Josip’s move kicked up a furore and Brentin explains the reason: “Croatian nationalism is fairly self-referential. Through the early 2000’s, there was a ritual fan practice during national games: They would chant Za dom, Spremni after every game. It was the official fascist salute of the independent state of Croatia from WWII, but in Croatian society there is no consensus of the meaning of Za dom. There is a 50-50 split: on the left, people see it as a fascist salute. On the right, people say it may be a fascist salute but it predates the war and that it’s an old Croatian greeting. As for Josip, he is from the Australian diaspora and the Croatian diaspora community is quite conservative. For him, Yugoslavia was the worst evil that existed. He and a lot of people had a different understanding of what the chant meant than what a leftist or a liberal intellectual would have.”

Ahead of the world cup in Russia in 2018, Croatian football was mired in problems with the clubs’ questionable finances being investigated. There was disillusionment even about the national team but it would be dispelled when they reached the final.

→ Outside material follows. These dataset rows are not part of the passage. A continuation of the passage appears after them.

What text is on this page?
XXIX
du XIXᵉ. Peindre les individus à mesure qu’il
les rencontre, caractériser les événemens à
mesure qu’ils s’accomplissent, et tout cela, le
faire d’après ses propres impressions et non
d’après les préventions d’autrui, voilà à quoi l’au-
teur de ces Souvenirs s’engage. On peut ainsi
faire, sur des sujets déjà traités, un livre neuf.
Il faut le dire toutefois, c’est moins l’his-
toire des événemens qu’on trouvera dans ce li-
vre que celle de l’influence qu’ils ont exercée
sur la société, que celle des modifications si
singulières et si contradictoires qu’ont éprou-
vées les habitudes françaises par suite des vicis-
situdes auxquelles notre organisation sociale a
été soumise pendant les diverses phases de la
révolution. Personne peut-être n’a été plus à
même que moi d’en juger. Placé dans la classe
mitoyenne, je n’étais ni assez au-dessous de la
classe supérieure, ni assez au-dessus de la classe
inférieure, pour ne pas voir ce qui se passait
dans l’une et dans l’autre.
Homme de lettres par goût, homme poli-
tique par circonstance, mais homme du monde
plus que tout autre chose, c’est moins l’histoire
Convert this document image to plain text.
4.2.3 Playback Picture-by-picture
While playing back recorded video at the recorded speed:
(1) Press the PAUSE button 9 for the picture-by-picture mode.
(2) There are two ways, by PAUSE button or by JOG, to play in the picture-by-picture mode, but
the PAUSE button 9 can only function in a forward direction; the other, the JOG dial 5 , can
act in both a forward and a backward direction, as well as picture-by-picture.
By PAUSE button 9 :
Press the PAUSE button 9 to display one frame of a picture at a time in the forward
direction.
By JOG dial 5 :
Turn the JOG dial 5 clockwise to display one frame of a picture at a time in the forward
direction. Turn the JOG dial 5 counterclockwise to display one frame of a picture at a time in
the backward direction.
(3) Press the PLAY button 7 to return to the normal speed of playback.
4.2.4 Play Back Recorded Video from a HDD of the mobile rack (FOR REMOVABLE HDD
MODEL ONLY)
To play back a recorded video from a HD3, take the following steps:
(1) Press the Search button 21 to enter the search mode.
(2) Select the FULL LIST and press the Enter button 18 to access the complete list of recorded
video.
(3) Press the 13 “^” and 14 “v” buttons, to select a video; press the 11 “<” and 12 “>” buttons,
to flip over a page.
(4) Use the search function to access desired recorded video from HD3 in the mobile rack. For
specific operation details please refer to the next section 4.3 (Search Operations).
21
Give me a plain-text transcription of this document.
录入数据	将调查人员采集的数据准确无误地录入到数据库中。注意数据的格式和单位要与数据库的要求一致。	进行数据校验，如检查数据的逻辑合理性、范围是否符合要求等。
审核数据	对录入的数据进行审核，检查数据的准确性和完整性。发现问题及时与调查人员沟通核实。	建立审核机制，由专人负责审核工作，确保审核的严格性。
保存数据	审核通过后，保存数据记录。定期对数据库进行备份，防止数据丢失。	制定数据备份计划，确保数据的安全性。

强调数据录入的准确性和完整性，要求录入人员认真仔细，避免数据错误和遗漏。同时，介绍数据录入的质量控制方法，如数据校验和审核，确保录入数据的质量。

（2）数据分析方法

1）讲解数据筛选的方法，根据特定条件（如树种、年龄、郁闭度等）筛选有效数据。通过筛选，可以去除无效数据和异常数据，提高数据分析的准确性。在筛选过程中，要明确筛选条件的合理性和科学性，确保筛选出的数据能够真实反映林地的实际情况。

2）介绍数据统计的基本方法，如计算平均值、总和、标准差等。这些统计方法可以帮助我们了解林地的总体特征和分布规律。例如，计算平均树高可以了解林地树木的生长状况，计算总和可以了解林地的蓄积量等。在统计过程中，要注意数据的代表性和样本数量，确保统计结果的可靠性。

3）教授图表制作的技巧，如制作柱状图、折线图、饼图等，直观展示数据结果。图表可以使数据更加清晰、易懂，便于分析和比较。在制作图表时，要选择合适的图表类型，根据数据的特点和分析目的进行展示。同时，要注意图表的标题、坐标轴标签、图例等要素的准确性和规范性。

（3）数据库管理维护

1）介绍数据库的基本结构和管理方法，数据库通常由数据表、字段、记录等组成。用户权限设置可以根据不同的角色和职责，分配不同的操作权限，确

“Croatia was hit severely by the economic downturn of 2008 and has not recovered. It’s witnessing an immense brain drain— people are leaving in really big numbers ever since Croatia joined EU. It’s a national demographic crisis. I would compare it with 1998, when the country was in bad shape—people were unhappy, there was isolation from Europe, the economy was down and then France 98 happened. A national euphoria erupted, and for a little while politics was on the side. In Russia 2018, a similar positive upsurge can kick in to lift the mood of the entire country.” And it did.

Such is the identification with the sport in the country. It defines to the people what it means to be a Croatian.